S&P, in fact, got under President Duterte’s skin with an assessment a few weeks ago that concluded possible political instability had raised the Philippines’ risk profile, and that the country’s economic and debt management trajectory over the next two years was unlikely to be impressive enough to justify a ratings upgrade. That analysis, which sounded less like criticism than it did a pointed reminder to the Duterte administration not to neglect its economic policy responsibilities, earned a tart response from the President that the ratings agencies were free to turn their attention elsewhere, and perhaps encouraged Finance Secretary Dominguez to address the matter of ratings directly in Washington.
While the government’s anti-poverty drive is admirable, we would have rather heard Dominguez give the country’s sovereign credit rating a bit more importance than to describe it as a “secondary” consideration.
It should not be more important than economic development to reduce poverty and spread the benefits of a growing economy, of course – but without a strong credit rating, the Duterte administration may find it more difficult to carry out its plans.
With higher credit ratings, the costs of additional debt incurred by the government to fund programs such as infrastructure development becomes lower, and more investors are available to invest in Philippine debt instruments such as government bonds. Even though the Duterte administration has said it will strive to tap the domestic market for debt funding, as Bank of the Philippine Islands (BPI) lead economist Emilio Neri Jr. pointed out during the 48th Finex National Conference on Friday, the government will need to spend some foreign currency for imports. It means that to avoid drawing down its foreign reserves too far, it is likely to issue some foreign currency-denominated debt instruments; in fact, it has already announced plans to do so.
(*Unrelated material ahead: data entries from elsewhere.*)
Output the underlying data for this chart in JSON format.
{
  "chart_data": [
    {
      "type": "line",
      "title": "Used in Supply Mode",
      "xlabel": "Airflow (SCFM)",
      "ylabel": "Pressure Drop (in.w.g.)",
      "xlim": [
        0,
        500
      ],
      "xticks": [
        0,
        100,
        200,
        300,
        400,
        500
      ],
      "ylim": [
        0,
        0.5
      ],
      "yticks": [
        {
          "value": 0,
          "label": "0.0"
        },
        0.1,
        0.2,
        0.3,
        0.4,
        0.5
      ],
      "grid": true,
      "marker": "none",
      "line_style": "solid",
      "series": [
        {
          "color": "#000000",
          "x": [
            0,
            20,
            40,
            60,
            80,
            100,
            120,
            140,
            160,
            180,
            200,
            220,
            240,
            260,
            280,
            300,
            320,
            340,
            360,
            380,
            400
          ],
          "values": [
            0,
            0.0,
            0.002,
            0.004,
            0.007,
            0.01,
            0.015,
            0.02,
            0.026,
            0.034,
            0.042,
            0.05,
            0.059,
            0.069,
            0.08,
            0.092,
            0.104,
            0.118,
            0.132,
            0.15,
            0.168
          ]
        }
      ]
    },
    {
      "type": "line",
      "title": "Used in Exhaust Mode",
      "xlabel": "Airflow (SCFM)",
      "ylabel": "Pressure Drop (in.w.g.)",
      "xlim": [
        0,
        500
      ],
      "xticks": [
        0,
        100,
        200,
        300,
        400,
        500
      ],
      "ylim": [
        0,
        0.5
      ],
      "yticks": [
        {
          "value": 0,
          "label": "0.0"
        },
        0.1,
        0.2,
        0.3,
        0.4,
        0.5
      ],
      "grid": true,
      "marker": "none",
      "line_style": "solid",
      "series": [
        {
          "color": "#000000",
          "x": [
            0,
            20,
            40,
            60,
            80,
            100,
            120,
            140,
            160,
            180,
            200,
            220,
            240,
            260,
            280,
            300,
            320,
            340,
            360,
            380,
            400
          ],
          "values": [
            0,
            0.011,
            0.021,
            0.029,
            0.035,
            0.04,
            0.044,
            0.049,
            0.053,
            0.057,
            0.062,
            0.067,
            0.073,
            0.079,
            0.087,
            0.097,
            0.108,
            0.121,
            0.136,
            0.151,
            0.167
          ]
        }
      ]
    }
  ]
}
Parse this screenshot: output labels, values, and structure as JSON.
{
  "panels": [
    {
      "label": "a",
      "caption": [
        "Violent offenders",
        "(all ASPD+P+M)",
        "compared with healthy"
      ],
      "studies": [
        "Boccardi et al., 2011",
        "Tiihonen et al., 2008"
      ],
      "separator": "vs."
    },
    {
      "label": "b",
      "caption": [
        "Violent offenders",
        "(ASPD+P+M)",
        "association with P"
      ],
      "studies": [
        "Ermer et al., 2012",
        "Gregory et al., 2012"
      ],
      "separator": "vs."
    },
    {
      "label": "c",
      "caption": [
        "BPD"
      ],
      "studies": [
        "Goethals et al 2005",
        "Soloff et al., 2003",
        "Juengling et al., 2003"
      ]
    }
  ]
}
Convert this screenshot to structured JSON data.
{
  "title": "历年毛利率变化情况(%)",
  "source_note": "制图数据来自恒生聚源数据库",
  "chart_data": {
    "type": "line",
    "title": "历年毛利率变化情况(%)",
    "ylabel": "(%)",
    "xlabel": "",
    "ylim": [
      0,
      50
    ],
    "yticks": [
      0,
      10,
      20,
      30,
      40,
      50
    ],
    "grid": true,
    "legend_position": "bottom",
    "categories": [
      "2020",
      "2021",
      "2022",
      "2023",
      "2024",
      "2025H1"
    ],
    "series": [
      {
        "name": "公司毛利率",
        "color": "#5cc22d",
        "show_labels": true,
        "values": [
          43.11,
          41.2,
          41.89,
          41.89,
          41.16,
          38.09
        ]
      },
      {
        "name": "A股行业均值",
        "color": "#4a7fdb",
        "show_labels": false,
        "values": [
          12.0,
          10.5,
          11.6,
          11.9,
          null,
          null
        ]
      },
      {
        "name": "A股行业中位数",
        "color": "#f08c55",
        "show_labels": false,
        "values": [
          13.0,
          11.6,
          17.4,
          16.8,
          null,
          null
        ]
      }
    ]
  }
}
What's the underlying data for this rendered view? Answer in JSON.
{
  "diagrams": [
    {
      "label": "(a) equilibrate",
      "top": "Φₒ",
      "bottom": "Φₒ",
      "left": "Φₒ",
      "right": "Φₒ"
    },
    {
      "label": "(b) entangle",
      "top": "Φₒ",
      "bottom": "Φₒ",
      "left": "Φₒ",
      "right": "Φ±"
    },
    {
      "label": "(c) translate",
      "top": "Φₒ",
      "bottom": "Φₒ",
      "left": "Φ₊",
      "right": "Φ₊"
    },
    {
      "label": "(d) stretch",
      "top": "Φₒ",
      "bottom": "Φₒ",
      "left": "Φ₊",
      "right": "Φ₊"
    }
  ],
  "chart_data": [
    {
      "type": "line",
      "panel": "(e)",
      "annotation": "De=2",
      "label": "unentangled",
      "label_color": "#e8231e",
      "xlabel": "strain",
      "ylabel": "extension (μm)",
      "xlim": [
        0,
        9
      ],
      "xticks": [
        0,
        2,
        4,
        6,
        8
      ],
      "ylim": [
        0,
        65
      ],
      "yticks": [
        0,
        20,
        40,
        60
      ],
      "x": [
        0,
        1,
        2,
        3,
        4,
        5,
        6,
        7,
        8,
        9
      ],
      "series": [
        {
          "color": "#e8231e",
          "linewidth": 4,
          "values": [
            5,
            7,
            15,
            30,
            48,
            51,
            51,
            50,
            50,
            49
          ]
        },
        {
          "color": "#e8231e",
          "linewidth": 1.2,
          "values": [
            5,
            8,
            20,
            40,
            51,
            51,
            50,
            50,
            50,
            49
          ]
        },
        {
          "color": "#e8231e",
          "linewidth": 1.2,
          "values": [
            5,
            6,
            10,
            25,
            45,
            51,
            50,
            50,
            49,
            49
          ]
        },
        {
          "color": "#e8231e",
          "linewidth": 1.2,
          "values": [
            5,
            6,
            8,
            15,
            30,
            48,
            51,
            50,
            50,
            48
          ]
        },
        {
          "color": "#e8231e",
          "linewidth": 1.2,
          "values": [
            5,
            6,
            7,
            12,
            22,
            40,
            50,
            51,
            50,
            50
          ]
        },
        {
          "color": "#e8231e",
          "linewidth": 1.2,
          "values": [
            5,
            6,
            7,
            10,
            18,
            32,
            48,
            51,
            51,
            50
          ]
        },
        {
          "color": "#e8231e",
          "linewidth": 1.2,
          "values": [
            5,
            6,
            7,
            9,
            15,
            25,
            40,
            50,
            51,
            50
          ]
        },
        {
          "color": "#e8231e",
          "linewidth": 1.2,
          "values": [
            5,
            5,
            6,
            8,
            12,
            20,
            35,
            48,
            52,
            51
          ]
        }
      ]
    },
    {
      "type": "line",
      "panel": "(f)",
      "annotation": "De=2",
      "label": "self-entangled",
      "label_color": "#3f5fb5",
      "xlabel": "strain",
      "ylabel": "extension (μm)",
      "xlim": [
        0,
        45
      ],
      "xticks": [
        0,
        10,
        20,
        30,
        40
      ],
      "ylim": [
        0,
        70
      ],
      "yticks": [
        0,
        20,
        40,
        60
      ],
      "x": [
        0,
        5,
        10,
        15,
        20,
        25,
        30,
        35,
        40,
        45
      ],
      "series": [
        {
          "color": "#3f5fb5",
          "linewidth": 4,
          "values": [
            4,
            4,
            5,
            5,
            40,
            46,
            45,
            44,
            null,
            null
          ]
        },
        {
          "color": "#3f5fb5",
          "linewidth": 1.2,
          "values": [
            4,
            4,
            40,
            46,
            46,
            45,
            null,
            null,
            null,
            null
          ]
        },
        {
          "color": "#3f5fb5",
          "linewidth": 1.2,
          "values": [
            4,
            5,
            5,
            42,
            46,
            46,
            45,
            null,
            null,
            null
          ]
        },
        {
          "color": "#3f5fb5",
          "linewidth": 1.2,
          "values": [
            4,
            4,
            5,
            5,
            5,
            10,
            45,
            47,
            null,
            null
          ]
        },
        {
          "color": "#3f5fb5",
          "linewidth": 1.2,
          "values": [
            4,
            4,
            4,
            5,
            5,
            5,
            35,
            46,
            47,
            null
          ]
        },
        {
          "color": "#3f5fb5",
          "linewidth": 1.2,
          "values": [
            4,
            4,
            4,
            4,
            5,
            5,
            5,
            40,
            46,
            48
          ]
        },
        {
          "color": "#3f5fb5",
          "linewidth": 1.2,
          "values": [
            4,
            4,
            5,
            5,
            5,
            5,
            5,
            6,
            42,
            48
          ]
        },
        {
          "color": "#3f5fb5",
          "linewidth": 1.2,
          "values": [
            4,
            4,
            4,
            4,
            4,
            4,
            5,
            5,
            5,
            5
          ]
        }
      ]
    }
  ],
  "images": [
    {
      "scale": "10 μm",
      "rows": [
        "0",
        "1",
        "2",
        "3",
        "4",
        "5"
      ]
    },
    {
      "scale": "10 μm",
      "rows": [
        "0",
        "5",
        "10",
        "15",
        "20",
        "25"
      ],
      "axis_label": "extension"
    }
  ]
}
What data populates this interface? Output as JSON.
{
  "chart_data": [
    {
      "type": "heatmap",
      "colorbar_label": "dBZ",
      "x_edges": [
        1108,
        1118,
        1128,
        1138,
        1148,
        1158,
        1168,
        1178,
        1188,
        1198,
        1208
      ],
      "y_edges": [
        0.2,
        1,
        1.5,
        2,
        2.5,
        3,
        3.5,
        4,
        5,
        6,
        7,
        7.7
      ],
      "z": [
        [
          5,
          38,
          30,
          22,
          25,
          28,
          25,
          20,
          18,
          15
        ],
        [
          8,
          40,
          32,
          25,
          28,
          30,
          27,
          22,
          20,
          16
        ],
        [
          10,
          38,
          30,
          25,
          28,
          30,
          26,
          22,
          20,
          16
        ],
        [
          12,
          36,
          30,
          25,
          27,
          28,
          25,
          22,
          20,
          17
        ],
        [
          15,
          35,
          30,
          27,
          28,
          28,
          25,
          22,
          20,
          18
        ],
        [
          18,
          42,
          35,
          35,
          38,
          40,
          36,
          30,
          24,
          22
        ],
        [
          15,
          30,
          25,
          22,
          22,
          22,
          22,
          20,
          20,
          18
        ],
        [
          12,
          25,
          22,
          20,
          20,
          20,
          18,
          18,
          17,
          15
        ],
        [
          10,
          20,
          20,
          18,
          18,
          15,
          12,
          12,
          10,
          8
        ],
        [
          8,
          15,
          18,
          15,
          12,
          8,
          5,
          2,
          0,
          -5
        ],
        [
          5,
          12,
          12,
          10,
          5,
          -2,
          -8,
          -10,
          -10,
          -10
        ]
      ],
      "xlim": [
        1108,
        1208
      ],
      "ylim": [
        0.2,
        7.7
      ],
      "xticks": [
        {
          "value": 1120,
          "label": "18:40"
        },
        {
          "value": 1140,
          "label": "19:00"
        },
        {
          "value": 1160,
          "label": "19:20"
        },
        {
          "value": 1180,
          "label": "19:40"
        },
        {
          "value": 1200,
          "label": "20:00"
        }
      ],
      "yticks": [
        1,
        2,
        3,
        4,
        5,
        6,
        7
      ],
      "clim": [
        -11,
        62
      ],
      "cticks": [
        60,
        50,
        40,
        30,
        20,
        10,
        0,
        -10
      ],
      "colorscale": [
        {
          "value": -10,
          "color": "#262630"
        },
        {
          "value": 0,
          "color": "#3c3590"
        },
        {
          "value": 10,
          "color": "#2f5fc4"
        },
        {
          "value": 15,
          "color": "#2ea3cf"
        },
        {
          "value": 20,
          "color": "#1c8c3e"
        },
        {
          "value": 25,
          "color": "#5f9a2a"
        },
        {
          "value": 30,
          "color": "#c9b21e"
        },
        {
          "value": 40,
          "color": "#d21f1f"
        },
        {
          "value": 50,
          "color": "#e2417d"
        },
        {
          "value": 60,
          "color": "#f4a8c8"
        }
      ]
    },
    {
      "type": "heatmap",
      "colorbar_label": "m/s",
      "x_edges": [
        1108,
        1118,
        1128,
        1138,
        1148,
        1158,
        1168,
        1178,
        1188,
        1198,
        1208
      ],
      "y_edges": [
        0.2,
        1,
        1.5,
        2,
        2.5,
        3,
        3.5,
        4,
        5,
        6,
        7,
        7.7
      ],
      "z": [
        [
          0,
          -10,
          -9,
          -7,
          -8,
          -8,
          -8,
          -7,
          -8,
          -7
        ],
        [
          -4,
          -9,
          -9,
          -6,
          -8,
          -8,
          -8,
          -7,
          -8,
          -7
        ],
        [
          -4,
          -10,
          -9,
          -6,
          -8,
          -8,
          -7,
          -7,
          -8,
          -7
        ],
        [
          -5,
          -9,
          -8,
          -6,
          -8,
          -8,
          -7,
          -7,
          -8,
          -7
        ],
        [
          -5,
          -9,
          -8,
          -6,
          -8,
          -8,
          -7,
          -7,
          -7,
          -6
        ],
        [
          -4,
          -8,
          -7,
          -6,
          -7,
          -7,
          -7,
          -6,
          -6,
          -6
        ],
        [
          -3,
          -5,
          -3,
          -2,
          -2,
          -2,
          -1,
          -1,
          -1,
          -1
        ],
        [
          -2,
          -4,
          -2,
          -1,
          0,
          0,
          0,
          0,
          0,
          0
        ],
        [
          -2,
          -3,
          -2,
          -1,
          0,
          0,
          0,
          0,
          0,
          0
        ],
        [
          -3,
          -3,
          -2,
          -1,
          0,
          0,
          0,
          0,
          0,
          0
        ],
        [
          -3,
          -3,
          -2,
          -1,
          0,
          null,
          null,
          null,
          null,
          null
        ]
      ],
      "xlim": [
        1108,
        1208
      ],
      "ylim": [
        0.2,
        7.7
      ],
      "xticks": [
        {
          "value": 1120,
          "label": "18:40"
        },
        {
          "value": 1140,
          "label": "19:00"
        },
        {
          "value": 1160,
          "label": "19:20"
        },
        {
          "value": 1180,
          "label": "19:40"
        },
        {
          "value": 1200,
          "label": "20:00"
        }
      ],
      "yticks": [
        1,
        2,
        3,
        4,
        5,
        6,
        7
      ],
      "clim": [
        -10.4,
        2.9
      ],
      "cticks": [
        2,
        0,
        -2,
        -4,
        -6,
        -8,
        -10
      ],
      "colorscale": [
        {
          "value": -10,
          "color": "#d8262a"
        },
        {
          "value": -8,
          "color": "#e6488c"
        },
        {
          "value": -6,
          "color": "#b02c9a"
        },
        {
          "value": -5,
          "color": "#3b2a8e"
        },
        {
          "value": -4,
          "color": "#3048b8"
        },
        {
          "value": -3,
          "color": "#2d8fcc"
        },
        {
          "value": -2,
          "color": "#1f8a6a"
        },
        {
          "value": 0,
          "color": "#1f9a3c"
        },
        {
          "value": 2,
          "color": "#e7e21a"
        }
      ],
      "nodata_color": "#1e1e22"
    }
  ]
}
While we do not want to see a return to the days of an administration bewitched by credit ratings upgrades as a measure of the country’s economic strength, we would also like to point out that credit ratings are valuable and important. Dominguez acknowledged to his listeners in Washington that the Philippines has worked hard to achieve stable economic fundamentals, and that the current administration appreciates that state of things. But it would have also been a welcome statement from the finance secretary if he had said that the Duterte government would continue to work to improve the country’s credit standing while it pursues its broader economic agenda. It is a perspective the administrationshould like to take as it looks toward the implementation of its first budget in a few months’ time.